E quando vozes gemem ao longe, podemos ter um pouco de privacidade e certa tranquilidade para descansarmos da caminhada incessante para lugar algum. Pois quando se ouvem gritos e se percebem esfarrapados correndo desenfreadamente, tem-se que correr, e correr muito e com todas as forças possíveis, sem olhar para traz. Turbas de entidades nos achincalham com tal voracidade a ponto de nos deixar completamente esgotados e com extenuantes dores pelo corpo todo.

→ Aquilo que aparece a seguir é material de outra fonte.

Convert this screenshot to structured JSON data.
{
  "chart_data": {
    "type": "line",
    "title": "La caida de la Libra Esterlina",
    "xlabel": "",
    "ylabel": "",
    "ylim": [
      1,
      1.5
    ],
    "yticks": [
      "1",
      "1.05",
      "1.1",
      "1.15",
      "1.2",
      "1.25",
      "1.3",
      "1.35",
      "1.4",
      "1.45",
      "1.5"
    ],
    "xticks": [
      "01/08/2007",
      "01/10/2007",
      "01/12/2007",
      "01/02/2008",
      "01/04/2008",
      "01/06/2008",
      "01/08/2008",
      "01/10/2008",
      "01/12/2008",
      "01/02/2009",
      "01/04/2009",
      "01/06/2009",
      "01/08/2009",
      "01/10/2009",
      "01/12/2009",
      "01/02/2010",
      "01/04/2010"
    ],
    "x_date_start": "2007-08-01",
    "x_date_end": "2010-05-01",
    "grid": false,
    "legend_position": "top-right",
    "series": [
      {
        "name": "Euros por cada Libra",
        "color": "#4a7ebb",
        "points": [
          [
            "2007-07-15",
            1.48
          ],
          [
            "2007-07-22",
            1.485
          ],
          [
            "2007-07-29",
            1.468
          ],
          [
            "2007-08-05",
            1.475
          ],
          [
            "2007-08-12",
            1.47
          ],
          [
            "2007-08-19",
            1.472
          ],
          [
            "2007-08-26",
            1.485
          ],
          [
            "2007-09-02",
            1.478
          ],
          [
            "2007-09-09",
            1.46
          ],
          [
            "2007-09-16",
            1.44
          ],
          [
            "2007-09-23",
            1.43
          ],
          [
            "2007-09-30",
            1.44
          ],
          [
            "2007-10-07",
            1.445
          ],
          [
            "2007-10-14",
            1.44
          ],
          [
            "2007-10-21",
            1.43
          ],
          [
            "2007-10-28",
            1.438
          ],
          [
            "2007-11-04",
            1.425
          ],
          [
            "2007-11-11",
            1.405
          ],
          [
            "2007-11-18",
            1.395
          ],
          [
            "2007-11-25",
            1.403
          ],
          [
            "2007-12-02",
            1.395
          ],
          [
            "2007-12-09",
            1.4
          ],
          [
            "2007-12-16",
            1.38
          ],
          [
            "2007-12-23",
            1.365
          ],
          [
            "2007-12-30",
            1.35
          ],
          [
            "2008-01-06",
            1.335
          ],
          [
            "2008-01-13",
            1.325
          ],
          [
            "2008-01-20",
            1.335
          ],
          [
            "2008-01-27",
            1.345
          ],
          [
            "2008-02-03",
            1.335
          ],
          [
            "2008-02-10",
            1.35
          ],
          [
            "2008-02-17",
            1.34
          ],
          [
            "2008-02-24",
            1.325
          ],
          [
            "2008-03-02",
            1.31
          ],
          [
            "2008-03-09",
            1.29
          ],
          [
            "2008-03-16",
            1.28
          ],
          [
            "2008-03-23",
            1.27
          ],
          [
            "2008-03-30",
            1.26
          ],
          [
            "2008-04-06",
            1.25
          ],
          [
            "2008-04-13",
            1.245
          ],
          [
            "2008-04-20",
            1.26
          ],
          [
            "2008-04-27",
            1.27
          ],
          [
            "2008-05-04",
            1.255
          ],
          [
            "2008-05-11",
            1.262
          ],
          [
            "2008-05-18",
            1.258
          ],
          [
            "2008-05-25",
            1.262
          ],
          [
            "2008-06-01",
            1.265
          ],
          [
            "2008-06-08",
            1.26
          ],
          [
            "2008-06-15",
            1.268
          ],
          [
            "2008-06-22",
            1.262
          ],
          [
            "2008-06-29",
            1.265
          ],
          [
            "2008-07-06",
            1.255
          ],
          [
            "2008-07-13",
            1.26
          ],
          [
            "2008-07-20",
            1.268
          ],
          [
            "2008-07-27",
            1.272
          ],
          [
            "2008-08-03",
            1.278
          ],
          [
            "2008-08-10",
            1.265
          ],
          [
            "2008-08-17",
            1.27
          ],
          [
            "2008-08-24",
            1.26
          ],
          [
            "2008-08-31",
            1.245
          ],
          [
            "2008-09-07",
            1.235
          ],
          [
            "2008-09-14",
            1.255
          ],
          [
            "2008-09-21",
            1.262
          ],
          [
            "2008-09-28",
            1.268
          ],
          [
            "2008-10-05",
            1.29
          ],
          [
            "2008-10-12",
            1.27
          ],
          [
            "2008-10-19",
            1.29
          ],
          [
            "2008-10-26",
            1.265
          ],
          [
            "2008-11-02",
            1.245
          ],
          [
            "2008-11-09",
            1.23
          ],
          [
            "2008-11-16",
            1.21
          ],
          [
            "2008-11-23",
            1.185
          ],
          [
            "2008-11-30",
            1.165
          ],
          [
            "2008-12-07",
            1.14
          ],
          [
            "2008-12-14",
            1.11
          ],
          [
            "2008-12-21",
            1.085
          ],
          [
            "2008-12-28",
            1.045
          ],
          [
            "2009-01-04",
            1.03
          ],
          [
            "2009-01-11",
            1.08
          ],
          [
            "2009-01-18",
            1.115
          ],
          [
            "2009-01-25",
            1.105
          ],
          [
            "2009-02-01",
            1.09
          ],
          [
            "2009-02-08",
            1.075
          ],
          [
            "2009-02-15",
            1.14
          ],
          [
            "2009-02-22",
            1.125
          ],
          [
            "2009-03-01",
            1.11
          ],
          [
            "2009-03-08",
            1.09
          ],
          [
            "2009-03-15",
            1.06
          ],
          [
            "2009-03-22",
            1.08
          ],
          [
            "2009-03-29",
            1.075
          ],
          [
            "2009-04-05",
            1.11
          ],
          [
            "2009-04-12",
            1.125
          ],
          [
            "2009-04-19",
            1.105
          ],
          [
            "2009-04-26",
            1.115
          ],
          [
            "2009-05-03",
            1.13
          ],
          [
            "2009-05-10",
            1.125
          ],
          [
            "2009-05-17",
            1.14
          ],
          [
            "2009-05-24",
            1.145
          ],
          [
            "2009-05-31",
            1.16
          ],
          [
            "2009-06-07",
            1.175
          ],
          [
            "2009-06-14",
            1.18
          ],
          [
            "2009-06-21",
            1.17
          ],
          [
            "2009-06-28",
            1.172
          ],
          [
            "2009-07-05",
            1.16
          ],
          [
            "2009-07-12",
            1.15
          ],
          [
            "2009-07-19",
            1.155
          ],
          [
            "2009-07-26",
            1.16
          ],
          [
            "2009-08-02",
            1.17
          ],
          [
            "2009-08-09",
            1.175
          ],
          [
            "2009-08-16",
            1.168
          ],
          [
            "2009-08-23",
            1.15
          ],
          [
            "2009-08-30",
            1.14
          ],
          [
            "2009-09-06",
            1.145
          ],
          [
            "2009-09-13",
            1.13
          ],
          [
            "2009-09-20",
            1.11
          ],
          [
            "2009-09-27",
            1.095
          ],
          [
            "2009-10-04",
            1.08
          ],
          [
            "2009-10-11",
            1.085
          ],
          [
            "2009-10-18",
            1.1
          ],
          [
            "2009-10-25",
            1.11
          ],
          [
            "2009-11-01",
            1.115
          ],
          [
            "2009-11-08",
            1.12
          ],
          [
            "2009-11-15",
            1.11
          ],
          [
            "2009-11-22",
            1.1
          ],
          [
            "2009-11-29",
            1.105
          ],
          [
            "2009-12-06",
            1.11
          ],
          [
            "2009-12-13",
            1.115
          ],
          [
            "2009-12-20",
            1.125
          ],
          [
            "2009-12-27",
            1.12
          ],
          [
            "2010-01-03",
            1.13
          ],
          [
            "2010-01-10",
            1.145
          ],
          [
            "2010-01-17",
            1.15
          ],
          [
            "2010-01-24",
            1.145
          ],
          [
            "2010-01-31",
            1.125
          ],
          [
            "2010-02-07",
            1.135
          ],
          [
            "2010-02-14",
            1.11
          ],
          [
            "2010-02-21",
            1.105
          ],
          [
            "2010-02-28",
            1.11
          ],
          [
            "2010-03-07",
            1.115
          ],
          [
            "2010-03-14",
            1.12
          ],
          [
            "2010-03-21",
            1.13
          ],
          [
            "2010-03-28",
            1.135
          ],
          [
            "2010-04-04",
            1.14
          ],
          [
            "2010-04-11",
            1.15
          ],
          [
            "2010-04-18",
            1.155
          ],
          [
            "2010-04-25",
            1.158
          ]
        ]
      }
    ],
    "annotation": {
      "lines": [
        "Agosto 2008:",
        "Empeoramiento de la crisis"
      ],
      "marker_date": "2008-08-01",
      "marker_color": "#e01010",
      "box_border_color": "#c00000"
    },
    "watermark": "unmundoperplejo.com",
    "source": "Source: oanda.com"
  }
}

Eles aparecem como imagens de figuras horripilantes, rostos desfigurados, e exalam uma atmosfera de ar gelado que ao nos envolver, faz tremer de frio o corpo inteiro.
Fugir, como percebes, nem sempre é possível. Essas turbas nos envolvem e nos carregam por longas regiões num cansativo joguete de intenções descabidas.
E quando se consegue alguma trégua da dor, do frio, da fome, da turba ensandecida, busco na oração o aconchego da esperança de que o dia de minha saída do Umbral já está próximo.
Malaquias
Psicografado em 18 de janeiro de 2012.